Из этих двух элементов реального на первое место надлежит поместить тот, без которого проблему интеллигибельности реального нельзя даже поставить. Мы говорим о существовании. Без него ни о чем не может быть речи, даже о возможном. Но чистое существование, судя по нашему опыту, остается неуловимым и позволяет мыслить себя только посредством той или другой из своих модальностей. Несомненно, именно этим объясняется тот факт, что философы, громче всех заявляющие сегодня о своей приверженности существованию, на деле говорят совсем о другом и анализируют под именем существования модальности, свойственные человеческому Dasein, т. е. лишь одному из модусов существования как такового. Поэтому нужно вернуться к фундаментальной интуиции Платона, полностью проясненной Плотином и Скотом Эриугеной, согласно которой сущее включает в себя непосрественное и первичное проявление сверхсущностного, его являющее, но не исчерпывающее. Выбор этого «сверх» и составляет то самое изначальное рациональное полагание, в котором решается, чем будут наши метафизические учения о сущем и о причинах, наша натурфилософия и этика, — одним словом, наша философия. Интеллигибельное бытие можно мыслить вслед за Платоном как «агатофанию» [явление Блага], или, вслед за Плотином, как «генофанию» [явление Единого], или, наконец, вместе с Эриугеной, как «теофанию» [явление Бога]; но какой бы выбор мы ни сделали, он раз и навсегда увлекает метафизику на путь, с которого ей отныне уже не сойти.
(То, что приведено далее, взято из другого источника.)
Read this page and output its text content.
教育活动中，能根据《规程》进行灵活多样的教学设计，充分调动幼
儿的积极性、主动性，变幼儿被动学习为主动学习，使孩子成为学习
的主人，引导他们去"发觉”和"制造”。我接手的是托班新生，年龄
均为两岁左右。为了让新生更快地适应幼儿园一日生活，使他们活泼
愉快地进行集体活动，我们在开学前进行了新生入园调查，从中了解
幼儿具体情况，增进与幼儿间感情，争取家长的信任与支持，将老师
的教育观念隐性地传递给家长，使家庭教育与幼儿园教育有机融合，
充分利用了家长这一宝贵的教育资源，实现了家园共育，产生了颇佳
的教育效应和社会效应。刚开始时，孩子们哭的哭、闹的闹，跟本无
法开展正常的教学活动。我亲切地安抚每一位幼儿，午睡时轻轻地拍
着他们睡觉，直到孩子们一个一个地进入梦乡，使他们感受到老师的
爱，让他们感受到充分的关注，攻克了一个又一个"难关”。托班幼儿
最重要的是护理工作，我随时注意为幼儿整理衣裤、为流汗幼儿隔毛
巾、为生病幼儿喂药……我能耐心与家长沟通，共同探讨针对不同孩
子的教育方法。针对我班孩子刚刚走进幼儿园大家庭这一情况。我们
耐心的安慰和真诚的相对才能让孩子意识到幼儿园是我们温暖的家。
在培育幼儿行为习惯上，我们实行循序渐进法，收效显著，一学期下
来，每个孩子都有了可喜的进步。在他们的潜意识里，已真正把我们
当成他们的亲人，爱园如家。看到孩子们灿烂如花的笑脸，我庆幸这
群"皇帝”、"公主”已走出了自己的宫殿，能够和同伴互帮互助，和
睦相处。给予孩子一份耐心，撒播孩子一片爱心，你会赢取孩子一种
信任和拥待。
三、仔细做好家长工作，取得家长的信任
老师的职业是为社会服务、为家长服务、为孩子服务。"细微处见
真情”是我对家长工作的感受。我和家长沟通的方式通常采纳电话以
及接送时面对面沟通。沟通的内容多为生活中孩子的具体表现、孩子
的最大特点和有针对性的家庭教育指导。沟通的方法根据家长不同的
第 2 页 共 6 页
Для этих разных решений общим является то чувство (на наш взгляд, вполне оправданное), что нельзя внимательно вглядеться в умопостигаемую сущность, не соотнеся ее с чем-то сверхсущностным, что ускользает от схватывания в понятии. Поистине примечательно, что Платон, Плотин и Эриугена параллельно рассматривали последние термины своей диалектики как символы высшего непознаваемого — вернее, символы последнего трансцендентного интеллигибельному. Бог Эриугены непознаваем не только для нас, но и для него самого: непознаваем не по недостатку, а по избытку. То же самое верно в отношении плотиновского Единого и платоновского сверхсущего Блага. Но есть одно странное обстоятельство. Когда все уже сказано, остается тот факт, что во всех этих доктринах сверсущее, которое так тщательно оберегают от концептуализации, в конце концов украдкой проскальзывает в воображение. Чем старательнее мы поднимаемся над интеллигибельным и над сущим, чтобы самым надежным образом обеспечить трансцендентность сверхсущего, тем неизбежнее представляем его себе как некую вещь, чья сущность, можно сказать, заключается именно в том, чтобы не иметь никакой сущности. Во всяком случае, невозможно изолировать это начало от бытия и превратить его в «нечто», не превратив его тем самым в «нечто иное». А коль скоро речь с необходимостью идет об «ином, нежели бытие», о нем неизбежно приходится говорить как о небытии.

Перейти на страницу:

Похожие книги

Сочинения
Сочинения

Иммануил Кант – самый влиятельный философ Европы, создатель грандиозной метафизической системы, основоположник немецкой классической философии.Книга содержит три фундаментальные работы Канта, затрагивающие философскую, эстетическую и нравственную проблематику.В «Критике способности суждения» Кант разрабатывает вопросы, посвященные сущности искусства, исследует темы прекрасного и возвышенного, изучает феномен творческой деятельности.«Критика чистого разума» является основополагающей работой Канта, ставшей поворотным событием в истории философской мысли.Труд «Основы метафизики нравственности» включает исследование, посвященное основным вопросам этики.Знакомство с наследием Канта является общеобязательным для людей, осваивающих гуманитарные, обществоведческие и технические специальности.

Иммануил Кант

Философия / Проза / Классическая проза ХIX века / Русская классическая проза / Прочая справочная литература / Образование и наука / Словари и Энциклопедии
История философии: Учебник для вузов
История философии: Учебник для вузов

Фундаментальный учебник по всеобщей истории философии написан известными специалистами на основе последних достижений мировой историко-философской науки. Книга создана сотрудниками кафедры истории зарубежной философии при участии преподавателей двух других кафедр философского факультета МГУ им. М. В. Ломоносова. В ней представлена вся история восточной, западноевропейской и российской философии — от ее истоков до наших дней. Профессионализм авторов сочетается с доступностью изложения. Содержание учебника в полной мере соответствует реальным учебным программам философского факультета МГУ и других университетов России. Подача и рубрикация материала осуществлена с учетом богатого педагогического опыта авторов учебника.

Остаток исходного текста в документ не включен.